Brigham President Series pipes are still available,
though the brass pins are gone, replaced with the now ubiquitous Brigham “B” logo in a circle, set into the top of the acrylic stem. The modern series is based on Scandinavian shapes that Herb Brigham enjoyed the most, in a variety of finishes named after “executive places” – locations you’d expect to find a CEO or company executive, including “Boardroom”, “Muskoka”, “The Country Club”, and “The Helm”.
Not content to rest on their laurels, Brigham has recently introduced a new range of pipes, the Giante Series. As the name implies, these pipes are larger, designed to provide a longer smoke from a single bowl. They are available in three traditional shapes (Bent (Egg), Semi-Bent (Brandy) and Straight (Billiard)) and in either a reddish-brown smooth or black sandblast finish. All of them come with the Brigham Rock Maple filter system.
As you can see by the variations in stamps even within the same general period, it can be tricky to nail down the exact production time-frame for a given pipe.
Daniel More, President of Brigham Enterprises Inc, acknowledges the difficulties facing the Brigham collector:
“You have correctly identified the challenge in pinpointing exactly when we used and stopped using certain stamps and pin configurations. I wouldn’t suggest this was the result of a lack of care or concern but rather the result of a production era approach. In hindsight, it makes perfect sense to keep track of when stamps were initiated and ceased use. It would save some of what I refer to as the antique Brigham road show. Haha.”
Worn or imperfectly struck stamps confuse the game, as can such factory-floor practices as using up old stock during transition periods (For example, I have a Brigham President A Grade freehand sent out with a Valhalla B grade (4 Dot) stem.). Unfortunately, there are very few pipe producers that created and maintained a foolproof method of dating their wares. (Dunhill is the obvious exception here, and their use of a date stamp on every pipe produced accounts at least in part for the collectible nature of vintage Dunhill pipes today.)
Vintage pipe catalogs and other company literature can be of great value in establishing a production timeline for a particular pipe, though this is not always foolproof. I own several old Brigham catalogs, but none of them are dated – another unfortunate custom of the day shared by many makers until the mid to late 1970s.

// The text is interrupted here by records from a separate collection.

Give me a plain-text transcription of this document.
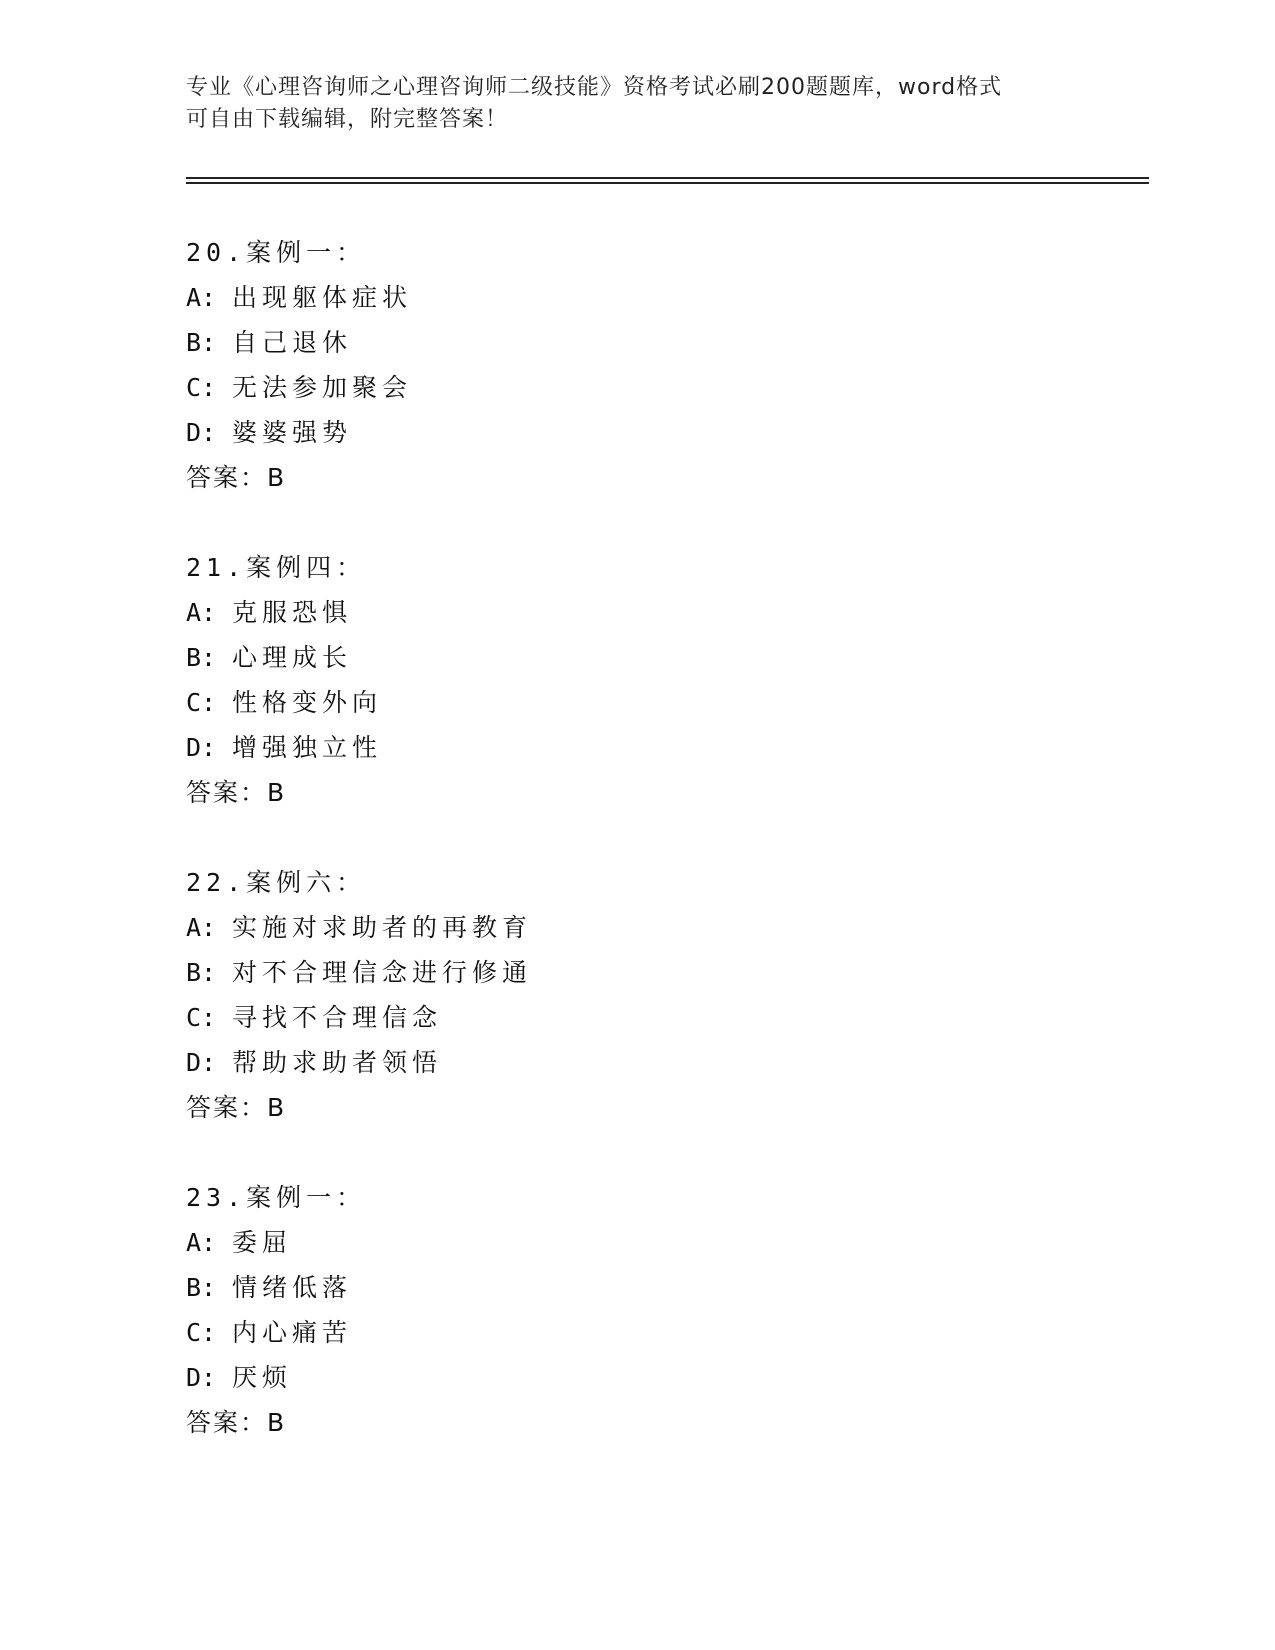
专业《心理咨询师之心理咨询师二级技能》资格考试必刷200题题库，word格式
可自由下载编辑，附完整答案！
20.案例一：
A: 出现躯体症状
B: 自己退休
C: 无法参加聚会
D: 婆婆强势
答案：B
21.案例四：
A: 克服恐惧
B: 心理成长
C: 性格变外向
D: 增强独立性
答案：B
22.案例六：
A: 实施对求助者的再教育
B: 对不合理信念进行修通
C: 寻找不合理信念
D: 帮助求助者领悟
答案：B
23.案例一：
A: 委屈
B: 情绪低落
C: 内心痛苦
D: 厌烦
答案：B
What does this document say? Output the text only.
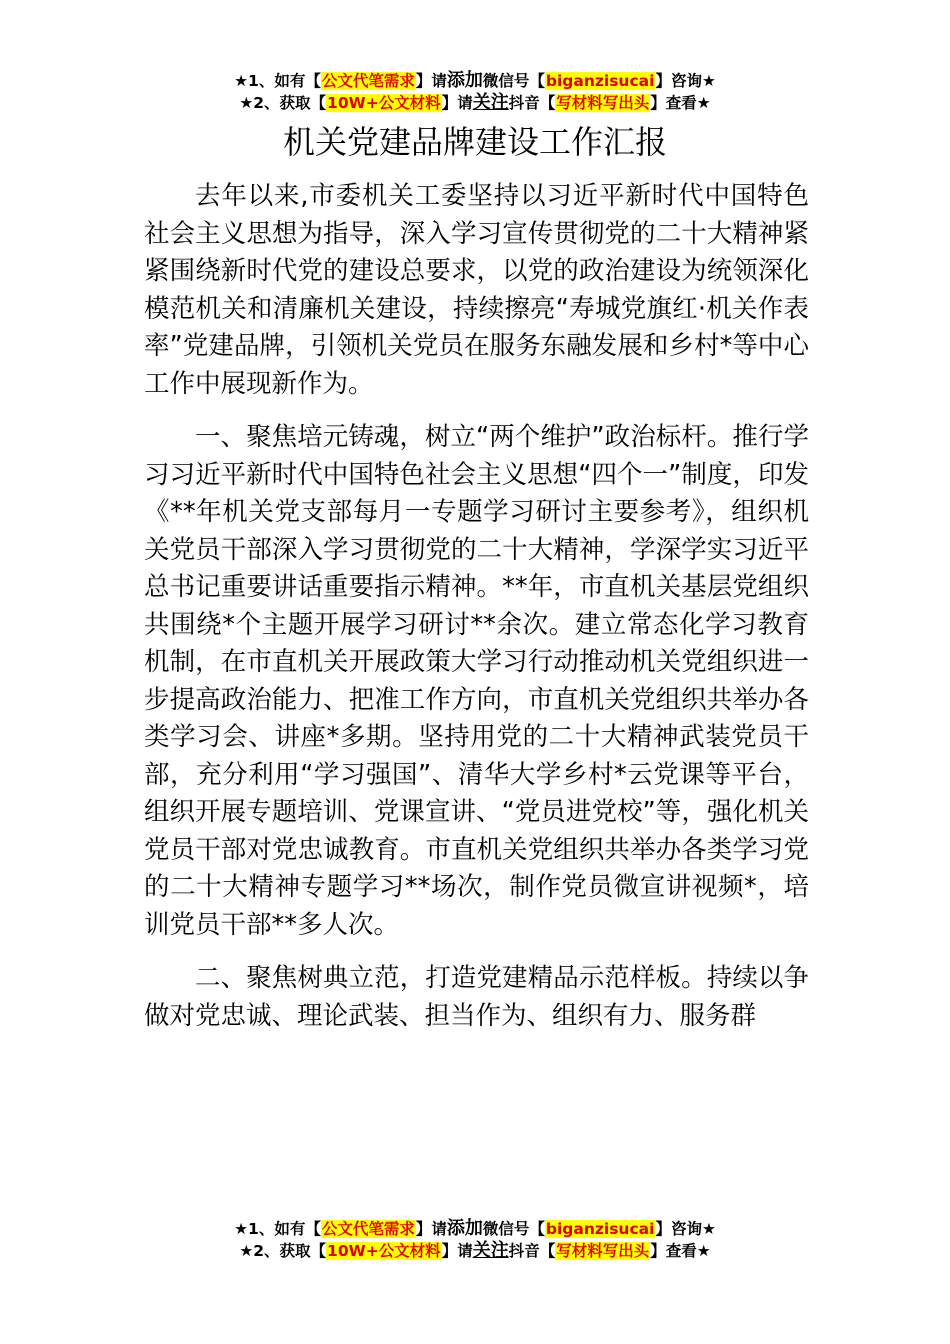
★1、如有【公文代笔需求】请添加微信号【biganzisucai】咨询★
★2、获取【10W+公文材料】请关注抖音【写材料写出头】查看★
机关党建品牌建设工作汇报

去年以来,市委机关工委坚持以习近平新时代中国特色社会主义思想为指导，深入学习宣传贯彻党的二十大精神紧紧围绕新时代党的建设总要求，以党的政治建设为统领深化模范机关和清廉机关建设，持续擦亮“寿城党旗红·机关作表率”党建品牌，引领机关党员在服务东融发展和乡村*等中心工作中展现新作为。

一、聚焦培元铸魂，树立“两个维护”政治标杆。推行学习习近平新时代中国特色社会主义思想“四个一”制度，印发《**年机关党支部每月一专题学习研讨主要参考》，组织机关党员干部深入学习贯彻党的二十大精神，学深学实习近平总书记重要讲话重要指示精神。**年，市直机关基层党组织共围绕*个主题开展学习研讨**余次。建立常态化学习教育机制，在市直机关开展政策大学习行动推动机关党组织进一步提高政治能力、把准工作方向，市直机关党组织共举办各类学习会、讲座*多期。坚持用党的二十大精神武装党员干部，充分利用“学习强国”、清华大学乡村*云党课等平台，组织开展专题培训、党课宣讲、“党员进党校”等，强化机关党员干部对党忠诚教育。市直机关党组织共举办各类学习党的二十大精神专题学习**场次，制作党员微宣讲视频*，培训党员干部**多人次。

二、聚焦树典立范，打造党建精品示范样板。持续以争做对党忠诚、理论武装、担当作为、组织有力、服务群

★1、如有【公文代笔需求】请添加微信号【biganzisucai】咨询★
★2、获取【10W+公文材料】请关注抖音【写材料写出头】查看★
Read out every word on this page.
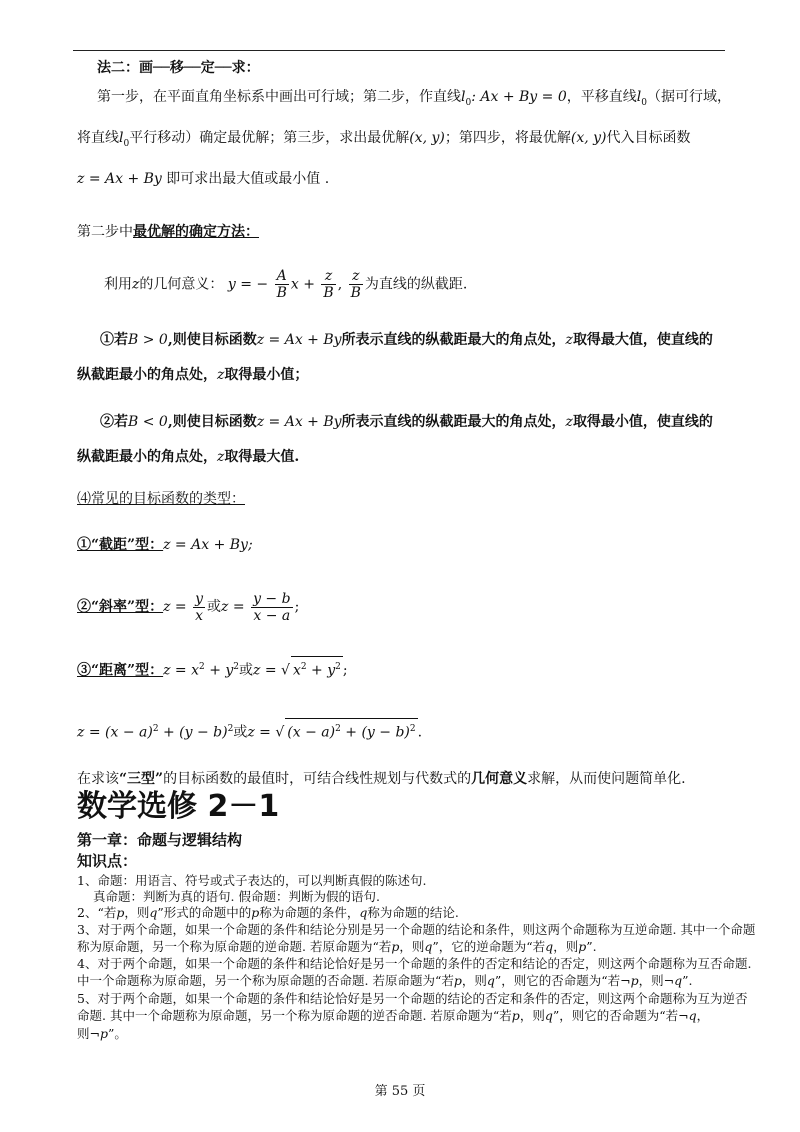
法二：画──移──定──求：
第一步，在平面直角坐标系中画出可行域；第二步，作直线$l_0$: Ax + By = 0，平移直线$l_0$（据可行域，
将直线$l_0$平行移动）确定最优解；第三步，求出最优解(x, y)；第四步，将最优解(x, y)代入目标函数
z = Ax + By 即可求出最大值或最小值 .
第二步中最优解的确定方法：
利用z的几何意义： y = − $\frac{A}{B}$ $x + \frac{z}{B}$ , $\frac{z}{B}$ 为直线的纵截距.
①若B > 0,则使目标函数z = Ax + By所表示直线的纵截距最大的角点处，z取得最大值，使直线的
纵截距最小的角点处，z取得最小值；
②若B < 0,则使目标函数z = Ax + By所表示直线的纵截距最大的角点处，z取得最小值，使直线的
纵截距最小的角点处，z取得最大值.
⑷常见的目标函数的类型：
①“截距”型：z = Ax + By;
②“斜率”型：$z = \frac{y}{x}$ 或$z = \frac{y - b}{x - a}$ ;
③“距离”型：$z = x^2 + y^2$或z = √ $x^2 + y^2$ ;
$z = (x - a)^2 + (y - b)^2$或z = √ $(x - a)^2 + (y - b)^2$ .
在求该“三型”的目标函数的最值时，可结合线性规划与代数式的几何意义求解，从而使问题简单化.
数学选修 2－1
第一章：命题与逻辑结构
知识点：
1、命题：用语言、符号或式子表达的，可以判断真假的陈述句.
真命题：判断为真的语句. 假命题：判断为假的语句.
2、“若p，则q”形式的命题中的p称为命题的条件，q称为命题的结论.
3、对于两个命题，如果一个命题的条件和结论分别是另一个命题的结论和条件，则这两个命题称为互逆命题. 其中一个命题
称为原命题，另一个称为原命题的逆命题. 若原命题为“若p，则q”，它的逆命题为“若q，则p”.
4、对于两个命题，如果一个命题的条件和结论恰好是另一个命题的条件的否定和结论的否定，则这两个命题称为互否命题.
中一个命题称为原命题，另一个称为原命题的否命题. 若原命题为“若p，则q”，则它的否命题为“若¬p，则¬q”.
5、对于两个命题，如果一个命题的条件和结论恰好是另一个命题的结论的否定和条件的否定，则这两个命题称为互为逆否
命题. 其中一个命题称为原命题，另一个称为原命题的逆否命题. 若原命题为“若p，则q”，则它的否命题为“若¬q，
则¬p”。
第 55 页
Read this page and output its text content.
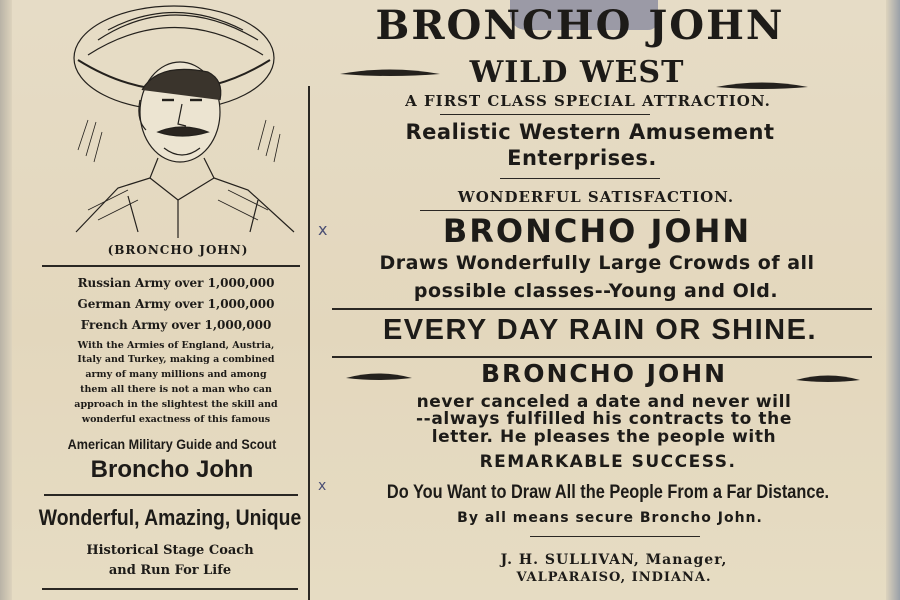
(BRONCHO JOHN)
Russian Army over 1,000,000
German Army over 1,000,000
French Army over 1,000,000
With the Armies of England, Austria,
Italy and Turkey, making a combined
army of many millions and among
them all there is not a man who can
approach in the slightest the skill and
wonderful exactness of this famous
American Military Guide and Scout
Broncho John
Wonderful, Amazing, Unique
Historical Stage Coach
and Run For Life
BRONCHO JOHN
WILD WEST
A FIRST CLASS SPECIAL ATTRACTION.
Realistic Western Amusement
Enterprises.
WONDERFUL SATISFACTION.
x	BRONCHO JOHN
Draws Wonderfully Large Crowds of all
possible classes--Young and Old.
EVERY DAY RAIN OR SHINE.
BRONCHO JOHN
never canceled a date and never will
--always fulfilled his contracts to the
letter. He pleases the people with
REMARKABLE SUCCESS.
x	Do You Want to Draw All the People From a Far Distance.
By all means secure Broncho John.
J. H. SULLIVAN, Manager,
VALPARAISO, INDIANA.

Incomplete information and undated literature are part and parcel of the pipe collecting hobby, and though it can be frustrating at times, the thrill of discovering a new pipe shape or finish variation more than makes up for any initial inconvenience in identifying that new acquisition. I hope this little treatise on Brigham pipes proves a useful resource for the identification and dating of pipes in your collection, or perhaps those you might wish to consider for a vacant space in your pipe rack.
I’ll now open the floor to you for comments or corrections. I would especially welcome any high-resolution digital copies of Brigham literature that would help verify or expand information in this paper.